Emmy shrugged. “Maybe they don’t, but I doubt they live in the ground, and whenever anyone talks about the gods coming to Blesswood every moon-cycle, they say that the gods are coming down.”
“Okay, but back to the skyreachers just real quick. How do they even pee? I mean a hole in the floor is going to be a real problem for the sols below.”
Even Jerath chuckled at that one, and he’d been a tough crowd so far. “They have indoor piping and proper bathrooms,” he informed us, a broad grin strong across his fair cheeks. “They can even bathe inside, and the pipes make sure no one gets a pee shower.”
Inside. Inside? Where did the water come from? Where did it go? Would my mind explode from all of the questions currently fighting for dominance? The higher we climbed, the more of the towering buildings surrounded us. Speckled intermittently between them were these huge, gated stone buildings. I had no idea why they needed gates. Sols were probably so badass they kept wild bullsen around their dwellings. Just for kicks.
It seemed that Soldel was coming to its peak; from our current vantage point we could see right out to the second ring, Dvadel.

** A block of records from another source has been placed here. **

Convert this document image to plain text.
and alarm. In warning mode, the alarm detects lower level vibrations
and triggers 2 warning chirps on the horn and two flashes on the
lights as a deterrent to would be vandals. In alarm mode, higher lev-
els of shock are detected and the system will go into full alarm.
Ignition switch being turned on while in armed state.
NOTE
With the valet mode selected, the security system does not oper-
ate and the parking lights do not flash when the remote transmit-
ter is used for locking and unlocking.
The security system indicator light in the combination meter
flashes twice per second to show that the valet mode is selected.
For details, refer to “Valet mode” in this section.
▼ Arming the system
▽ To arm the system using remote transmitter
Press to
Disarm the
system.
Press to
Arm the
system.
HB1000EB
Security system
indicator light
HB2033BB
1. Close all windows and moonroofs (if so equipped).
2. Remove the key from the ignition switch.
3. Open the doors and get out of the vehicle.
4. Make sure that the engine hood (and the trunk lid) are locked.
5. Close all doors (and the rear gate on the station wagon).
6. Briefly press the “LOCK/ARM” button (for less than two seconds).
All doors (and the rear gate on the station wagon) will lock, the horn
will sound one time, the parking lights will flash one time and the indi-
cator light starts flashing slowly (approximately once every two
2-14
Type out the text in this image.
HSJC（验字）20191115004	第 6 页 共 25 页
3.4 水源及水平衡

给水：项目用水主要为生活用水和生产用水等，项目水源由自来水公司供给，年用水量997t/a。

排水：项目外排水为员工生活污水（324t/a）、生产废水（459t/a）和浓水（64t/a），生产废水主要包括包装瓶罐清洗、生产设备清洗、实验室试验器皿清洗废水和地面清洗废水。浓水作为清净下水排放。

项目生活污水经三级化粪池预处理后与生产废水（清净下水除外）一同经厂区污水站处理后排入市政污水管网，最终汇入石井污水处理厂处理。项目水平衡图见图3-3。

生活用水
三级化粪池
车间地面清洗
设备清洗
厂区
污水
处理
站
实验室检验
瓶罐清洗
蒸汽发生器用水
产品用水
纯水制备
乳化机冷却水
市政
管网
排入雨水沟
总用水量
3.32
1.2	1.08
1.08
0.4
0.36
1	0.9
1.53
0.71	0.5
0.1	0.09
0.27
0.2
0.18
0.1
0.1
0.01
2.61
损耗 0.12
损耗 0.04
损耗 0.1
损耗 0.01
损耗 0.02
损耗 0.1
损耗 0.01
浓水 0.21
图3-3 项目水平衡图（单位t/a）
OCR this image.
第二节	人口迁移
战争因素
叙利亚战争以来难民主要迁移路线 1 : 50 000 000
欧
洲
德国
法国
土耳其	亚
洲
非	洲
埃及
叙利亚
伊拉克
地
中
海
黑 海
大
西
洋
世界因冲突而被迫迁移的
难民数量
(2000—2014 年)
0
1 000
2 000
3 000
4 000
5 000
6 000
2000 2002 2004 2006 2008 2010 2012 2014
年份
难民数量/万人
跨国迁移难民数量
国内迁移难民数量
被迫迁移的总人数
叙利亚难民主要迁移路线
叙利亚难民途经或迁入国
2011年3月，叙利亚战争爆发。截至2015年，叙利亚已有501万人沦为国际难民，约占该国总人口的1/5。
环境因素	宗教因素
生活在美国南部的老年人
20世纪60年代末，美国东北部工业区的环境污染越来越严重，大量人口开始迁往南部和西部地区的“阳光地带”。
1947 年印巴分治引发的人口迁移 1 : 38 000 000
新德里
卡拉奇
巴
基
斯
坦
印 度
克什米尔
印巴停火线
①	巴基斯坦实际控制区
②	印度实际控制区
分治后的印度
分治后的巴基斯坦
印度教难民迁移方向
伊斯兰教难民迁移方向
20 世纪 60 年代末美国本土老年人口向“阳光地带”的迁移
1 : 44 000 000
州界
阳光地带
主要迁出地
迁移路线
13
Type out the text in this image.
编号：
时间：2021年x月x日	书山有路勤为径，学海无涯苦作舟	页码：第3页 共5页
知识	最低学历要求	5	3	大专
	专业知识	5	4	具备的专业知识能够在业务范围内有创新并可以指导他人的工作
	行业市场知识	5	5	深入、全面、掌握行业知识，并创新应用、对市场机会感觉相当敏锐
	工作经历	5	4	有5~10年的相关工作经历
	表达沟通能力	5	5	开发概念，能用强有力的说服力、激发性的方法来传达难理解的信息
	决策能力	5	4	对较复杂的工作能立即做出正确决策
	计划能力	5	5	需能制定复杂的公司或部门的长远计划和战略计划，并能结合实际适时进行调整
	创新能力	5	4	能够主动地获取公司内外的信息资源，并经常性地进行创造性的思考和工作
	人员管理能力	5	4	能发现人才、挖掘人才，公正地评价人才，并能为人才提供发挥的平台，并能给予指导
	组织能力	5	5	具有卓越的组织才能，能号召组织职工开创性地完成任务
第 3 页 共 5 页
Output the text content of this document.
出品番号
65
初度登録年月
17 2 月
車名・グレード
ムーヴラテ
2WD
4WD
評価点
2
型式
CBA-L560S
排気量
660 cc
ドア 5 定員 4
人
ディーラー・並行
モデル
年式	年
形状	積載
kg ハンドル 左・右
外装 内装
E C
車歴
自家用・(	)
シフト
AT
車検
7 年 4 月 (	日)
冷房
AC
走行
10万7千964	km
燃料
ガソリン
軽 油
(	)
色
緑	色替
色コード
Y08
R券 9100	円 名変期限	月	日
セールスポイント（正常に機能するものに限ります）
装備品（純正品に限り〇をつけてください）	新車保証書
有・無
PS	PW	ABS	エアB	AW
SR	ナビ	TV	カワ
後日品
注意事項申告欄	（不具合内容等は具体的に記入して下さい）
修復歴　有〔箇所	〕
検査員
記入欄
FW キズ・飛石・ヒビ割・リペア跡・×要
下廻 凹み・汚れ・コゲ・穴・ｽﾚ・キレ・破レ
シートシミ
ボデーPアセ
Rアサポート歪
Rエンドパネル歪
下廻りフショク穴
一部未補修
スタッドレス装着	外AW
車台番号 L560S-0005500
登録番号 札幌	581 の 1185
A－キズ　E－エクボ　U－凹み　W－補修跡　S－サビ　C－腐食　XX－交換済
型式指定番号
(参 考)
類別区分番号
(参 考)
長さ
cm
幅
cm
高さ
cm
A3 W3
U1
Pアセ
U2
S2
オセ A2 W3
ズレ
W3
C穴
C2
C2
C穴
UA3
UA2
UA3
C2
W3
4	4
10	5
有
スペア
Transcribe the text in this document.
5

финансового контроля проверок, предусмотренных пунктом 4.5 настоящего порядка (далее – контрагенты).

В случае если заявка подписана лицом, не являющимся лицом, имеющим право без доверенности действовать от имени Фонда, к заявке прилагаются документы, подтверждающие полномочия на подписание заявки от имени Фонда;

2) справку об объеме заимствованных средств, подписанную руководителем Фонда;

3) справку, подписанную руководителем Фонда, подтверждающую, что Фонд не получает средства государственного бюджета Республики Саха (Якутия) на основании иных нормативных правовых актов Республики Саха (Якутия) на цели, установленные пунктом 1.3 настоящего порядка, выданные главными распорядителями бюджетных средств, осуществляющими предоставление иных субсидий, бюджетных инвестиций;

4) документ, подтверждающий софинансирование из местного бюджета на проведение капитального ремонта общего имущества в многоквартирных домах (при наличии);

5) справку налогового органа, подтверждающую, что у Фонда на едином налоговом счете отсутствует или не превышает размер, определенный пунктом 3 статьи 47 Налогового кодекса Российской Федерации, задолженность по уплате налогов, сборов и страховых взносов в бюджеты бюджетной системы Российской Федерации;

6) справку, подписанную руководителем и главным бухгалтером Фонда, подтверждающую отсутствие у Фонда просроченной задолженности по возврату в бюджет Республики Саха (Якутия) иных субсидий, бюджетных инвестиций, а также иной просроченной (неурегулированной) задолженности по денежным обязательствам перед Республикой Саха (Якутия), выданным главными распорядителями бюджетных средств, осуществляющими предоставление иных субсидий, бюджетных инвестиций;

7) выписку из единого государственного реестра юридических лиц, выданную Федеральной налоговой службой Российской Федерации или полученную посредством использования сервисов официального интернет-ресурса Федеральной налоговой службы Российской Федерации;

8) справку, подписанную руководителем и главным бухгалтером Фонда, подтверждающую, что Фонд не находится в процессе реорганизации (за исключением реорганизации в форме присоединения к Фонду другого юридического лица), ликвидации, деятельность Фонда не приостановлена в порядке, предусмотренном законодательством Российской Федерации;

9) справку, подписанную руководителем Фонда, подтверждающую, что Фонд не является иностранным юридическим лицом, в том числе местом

At the junction of this peak was another massive building, and it alone was almost the size of our entire village back home. It wasn’t a dark grey stone like most of the other structures, but instead, something white and pretty with sparkling stones embedded into the walls. That was the leader of the buildings, the one which was all ‘look at me, look at me,’ making every other building in Soldel feel like crap about itself.